(22)SAKIT

133 6 0
                                    

"Sakit itu bagian dari kasih sayang Allah terhadap hambanya. Dari sakit itulah, Allah menghapuskan dosa-dosa yang kita perbuat."
Hafiz Azzam Ardiansyah—

***

Seorang pria dengan pakaian yang masih formal terlihat tidak sadarkan diri. Wajah nya pucat pasi. Bibirnya pecah-pecah. Matanya pun terlihat amat sayu. Ya, penampilan Hafiz tidak seperti biasanya.

Setelah memaksa Hafiz meminum minuman tersebut, Roni mengantarkan nya langsung ke rumah. Sebelum menidurkan Hafiz di ranjang nya, Roni sempat berbisik. "Inget, man! Lo itu pendosa. Jadi, jangan sok' suci! Lagian gue yakin, kalau cewek itu tau tentang masa lalu lo, dia bakal jauhin lo dan lo yang pendosa ini—nggak bakalan dapetin cewek suci itu!"

Bisikan itu bahkan masih terngiang-ngiang saat Hafiz terpejam. Bi Inah, selaku asisten di rumah Hafiz merasa tidak tega dengan keadaan Hafiz. Apalagi, Hafiz sudah seperti anak nya sendiri. Melihat keadaan Hafiz, ia segera menempelkan kain kompresan ke dahi Hafiz.

Hafiz bergumam. Sebuah gumaman yang tidak jelas. Namun, setelah nya ia perlahan dapat membuka mata.

Sayup-sayup ia melihat Bi Inah. "Bi," lirih Hafiz.

"Alhamdulillah, Den Hafiz udah bangun?" ucap Bi Inah.

Hafiz tersenyum kecil. "Makasih, Bi." ucap Hafiz. Ia tau, pasti Bi Inah yang mengompres nya.

Tiba-tiba ponsel jadul milik Bi Inah berdering. Lantas, ia mengangkat telpon tersebut segera.

Namun, beberapa menit setelah ia mengangkat telpon, wajahnya berubah cemas. Hafiz yang menyadari akan hal itu lantas bertanya, "Ada apa, Bi?"

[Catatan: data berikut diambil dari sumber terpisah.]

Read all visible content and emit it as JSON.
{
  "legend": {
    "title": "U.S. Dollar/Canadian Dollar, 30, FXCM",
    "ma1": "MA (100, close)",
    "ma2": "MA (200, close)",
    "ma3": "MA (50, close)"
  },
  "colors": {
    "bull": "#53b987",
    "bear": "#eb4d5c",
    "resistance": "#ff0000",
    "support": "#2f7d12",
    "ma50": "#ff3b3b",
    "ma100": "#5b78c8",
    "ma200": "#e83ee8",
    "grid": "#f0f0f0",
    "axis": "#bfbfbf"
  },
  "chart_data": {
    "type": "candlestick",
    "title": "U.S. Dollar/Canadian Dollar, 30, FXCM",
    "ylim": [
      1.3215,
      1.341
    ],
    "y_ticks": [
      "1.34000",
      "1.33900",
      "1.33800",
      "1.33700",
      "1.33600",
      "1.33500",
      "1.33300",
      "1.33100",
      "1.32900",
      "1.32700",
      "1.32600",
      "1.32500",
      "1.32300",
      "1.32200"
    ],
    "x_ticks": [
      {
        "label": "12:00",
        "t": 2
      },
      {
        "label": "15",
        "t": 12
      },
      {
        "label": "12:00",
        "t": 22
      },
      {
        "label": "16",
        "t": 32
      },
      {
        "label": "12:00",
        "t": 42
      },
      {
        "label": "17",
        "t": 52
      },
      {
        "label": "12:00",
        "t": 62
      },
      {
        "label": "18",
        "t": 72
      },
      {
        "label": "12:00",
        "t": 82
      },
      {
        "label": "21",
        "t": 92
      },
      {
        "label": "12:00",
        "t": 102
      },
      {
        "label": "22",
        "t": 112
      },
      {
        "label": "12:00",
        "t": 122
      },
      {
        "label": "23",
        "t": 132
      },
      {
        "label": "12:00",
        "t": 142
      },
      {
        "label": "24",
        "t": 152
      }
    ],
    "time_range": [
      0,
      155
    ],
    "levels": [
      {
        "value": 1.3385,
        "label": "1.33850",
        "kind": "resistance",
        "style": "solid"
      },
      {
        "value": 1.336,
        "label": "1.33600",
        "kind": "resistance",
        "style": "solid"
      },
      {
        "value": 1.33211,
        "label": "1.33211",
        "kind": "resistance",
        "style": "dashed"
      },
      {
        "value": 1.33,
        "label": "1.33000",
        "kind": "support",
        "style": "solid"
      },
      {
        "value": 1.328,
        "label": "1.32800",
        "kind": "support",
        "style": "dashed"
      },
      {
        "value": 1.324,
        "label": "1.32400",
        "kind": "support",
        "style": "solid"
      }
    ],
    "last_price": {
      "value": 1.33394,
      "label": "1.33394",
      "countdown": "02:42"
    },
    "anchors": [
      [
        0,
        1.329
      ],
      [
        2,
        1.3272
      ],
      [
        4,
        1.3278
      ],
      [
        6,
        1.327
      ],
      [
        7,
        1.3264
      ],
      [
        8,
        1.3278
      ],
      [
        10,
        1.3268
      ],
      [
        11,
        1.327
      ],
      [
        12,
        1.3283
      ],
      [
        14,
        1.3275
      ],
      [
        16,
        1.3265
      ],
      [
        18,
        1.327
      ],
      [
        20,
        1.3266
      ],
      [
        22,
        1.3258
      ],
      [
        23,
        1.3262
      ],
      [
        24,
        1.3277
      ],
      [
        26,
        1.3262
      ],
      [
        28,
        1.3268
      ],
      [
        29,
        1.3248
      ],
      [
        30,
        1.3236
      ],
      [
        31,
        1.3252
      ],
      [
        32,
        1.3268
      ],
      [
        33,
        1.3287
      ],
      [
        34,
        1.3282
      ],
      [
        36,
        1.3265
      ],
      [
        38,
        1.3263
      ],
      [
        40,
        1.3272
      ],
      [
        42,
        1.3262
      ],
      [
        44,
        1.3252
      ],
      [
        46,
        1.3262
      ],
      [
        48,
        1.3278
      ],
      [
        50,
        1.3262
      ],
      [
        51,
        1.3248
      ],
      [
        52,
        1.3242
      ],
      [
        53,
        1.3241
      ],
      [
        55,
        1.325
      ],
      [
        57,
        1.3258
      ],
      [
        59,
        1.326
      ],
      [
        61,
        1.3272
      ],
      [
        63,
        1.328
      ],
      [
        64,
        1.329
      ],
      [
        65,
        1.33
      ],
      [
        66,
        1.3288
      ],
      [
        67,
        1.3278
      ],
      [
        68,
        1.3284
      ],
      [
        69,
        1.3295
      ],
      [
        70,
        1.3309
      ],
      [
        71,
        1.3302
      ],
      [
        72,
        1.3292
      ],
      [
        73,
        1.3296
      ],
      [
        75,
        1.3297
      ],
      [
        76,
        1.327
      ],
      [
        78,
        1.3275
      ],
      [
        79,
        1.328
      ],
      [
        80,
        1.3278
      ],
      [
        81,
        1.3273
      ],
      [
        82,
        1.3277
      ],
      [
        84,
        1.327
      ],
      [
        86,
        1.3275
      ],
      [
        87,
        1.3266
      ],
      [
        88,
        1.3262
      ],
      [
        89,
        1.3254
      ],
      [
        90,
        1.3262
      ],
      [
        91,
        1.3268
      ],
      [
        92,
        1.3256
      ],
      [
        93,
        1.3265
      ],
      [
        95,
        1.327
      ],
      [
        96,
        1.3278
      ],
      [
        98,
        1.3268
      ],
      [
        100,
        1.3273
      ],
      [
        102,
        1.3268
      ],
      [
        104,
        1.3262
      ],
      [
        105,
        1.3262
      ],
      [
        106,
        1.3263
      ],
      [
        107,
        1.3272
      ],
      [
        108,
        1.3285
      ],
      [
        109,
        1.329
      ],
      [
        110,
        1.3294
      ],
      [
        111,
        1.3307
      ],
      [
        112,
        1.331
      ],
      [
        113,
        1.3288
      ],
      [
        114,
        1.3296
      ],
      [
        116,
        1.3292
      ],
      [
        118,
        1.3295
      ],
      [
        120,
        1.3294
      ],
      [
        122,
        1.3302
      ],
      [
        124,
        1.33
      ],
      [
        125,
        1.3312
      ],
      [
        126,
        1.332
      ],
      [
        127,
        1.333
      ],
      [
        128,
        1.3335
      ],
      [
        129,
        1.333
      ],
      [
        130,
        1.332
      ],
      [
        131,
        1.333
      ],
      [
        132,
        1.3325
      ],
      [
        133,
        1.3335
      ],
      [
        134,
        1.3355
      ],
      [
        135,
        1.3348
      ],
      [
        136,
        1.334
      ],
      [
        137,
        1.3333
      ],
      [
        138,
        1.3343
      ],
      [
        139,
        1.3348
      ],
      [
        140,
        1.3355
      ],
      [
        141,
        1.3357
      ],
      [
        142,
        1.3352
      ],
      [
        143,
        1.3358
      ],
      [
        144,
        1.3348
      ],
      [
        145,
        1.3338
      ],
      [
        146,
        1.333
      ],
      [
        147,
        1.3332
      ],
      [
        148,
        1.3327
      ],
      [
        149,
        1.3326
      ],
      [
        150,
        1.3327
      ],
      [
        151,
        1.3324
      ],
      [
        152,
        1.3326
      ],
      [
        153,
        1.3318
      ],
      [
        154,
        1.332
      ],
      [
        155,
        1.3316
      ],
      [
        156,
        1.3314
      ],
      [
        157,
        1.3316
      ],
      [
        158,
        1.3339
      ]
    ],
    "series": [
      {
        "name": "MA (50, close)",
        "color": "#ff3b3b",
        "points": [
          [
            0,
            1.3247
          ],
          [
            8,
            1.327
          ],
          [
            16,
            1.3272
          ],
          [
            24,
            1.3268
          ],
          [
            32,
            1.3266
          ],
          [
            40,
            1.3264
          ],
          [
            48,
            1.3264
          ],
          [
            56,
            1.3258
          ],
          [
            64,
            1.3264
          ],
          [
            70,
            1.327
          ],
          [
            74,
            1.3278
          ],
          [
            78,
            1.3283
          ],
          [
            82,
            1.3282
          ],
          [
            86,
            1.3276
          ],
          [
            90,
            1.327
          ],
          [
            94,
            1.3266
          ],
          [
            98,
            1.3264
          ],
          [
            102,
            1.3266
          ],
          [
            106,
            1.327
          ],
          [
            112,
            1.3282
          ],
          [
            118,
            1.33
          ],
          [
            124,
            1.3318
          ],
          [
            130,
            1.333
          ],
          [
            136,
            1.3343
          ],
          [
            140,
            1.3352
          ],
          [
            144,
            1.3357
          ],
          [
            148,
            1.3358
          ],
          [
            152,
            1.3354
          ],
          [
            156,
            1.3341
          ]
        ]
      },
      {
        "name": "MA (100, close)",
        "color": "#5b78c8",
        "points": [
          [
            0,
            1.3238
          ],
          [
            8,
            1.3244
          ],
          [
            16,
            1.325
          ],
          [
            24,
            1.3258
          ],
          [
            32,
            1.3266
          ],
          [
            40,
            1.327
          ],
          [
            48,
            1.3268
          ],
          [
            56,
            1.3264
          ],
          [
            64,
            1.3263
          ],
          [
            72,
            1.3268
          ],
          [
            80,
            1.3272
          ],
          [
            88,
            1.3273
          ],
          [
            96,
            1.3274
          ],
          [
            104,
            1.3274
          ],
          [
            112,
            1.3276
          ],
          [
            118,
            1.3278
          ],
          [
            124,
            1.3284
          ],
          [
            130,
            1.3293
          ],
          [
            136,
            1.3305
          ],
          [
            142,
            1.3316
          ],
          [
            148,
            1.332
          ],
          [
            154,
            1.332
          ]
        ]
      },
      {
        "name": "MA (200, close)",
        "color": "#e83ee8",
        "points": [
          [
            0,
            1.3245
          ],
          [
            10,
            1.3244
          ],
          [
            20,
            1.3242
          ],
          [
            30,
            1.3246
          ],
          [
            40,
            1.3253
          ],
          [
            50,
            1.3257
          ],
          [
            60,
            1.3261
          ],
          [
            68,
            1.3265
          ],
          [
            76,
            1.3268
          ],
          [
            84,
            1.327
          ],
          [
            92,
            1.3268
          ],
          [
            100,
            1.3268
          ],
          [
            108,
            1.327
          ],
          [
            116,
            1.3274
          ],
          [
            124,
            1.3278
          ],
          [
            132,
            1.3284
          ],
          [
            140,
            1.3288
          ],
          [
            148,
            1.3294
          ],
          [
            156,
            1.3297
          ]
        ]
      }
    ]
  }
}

"Gini, Den. Anak bibi masuk rumah sakit, bibi harus pulang kampung. Tapi, Den Hafiz gimana?" ucap Bi Inah dengan ragu-ragu.

"Nggak papa, Bi. Bibi pulang aja, kasian anak bibi." ucap Hafiz dengan tulus.

"Tapi, aden gimana? Aden juga kan lagi sakit." ucap Bi Inah merasa tidak enak.

"Hafiz nggak papa, Bi. Ada Ilham juga, kan?"

Bi Inah terdiam sejenak. "Kalau memang nggak papa, Bibi beneran izin pulang kampung, Den!"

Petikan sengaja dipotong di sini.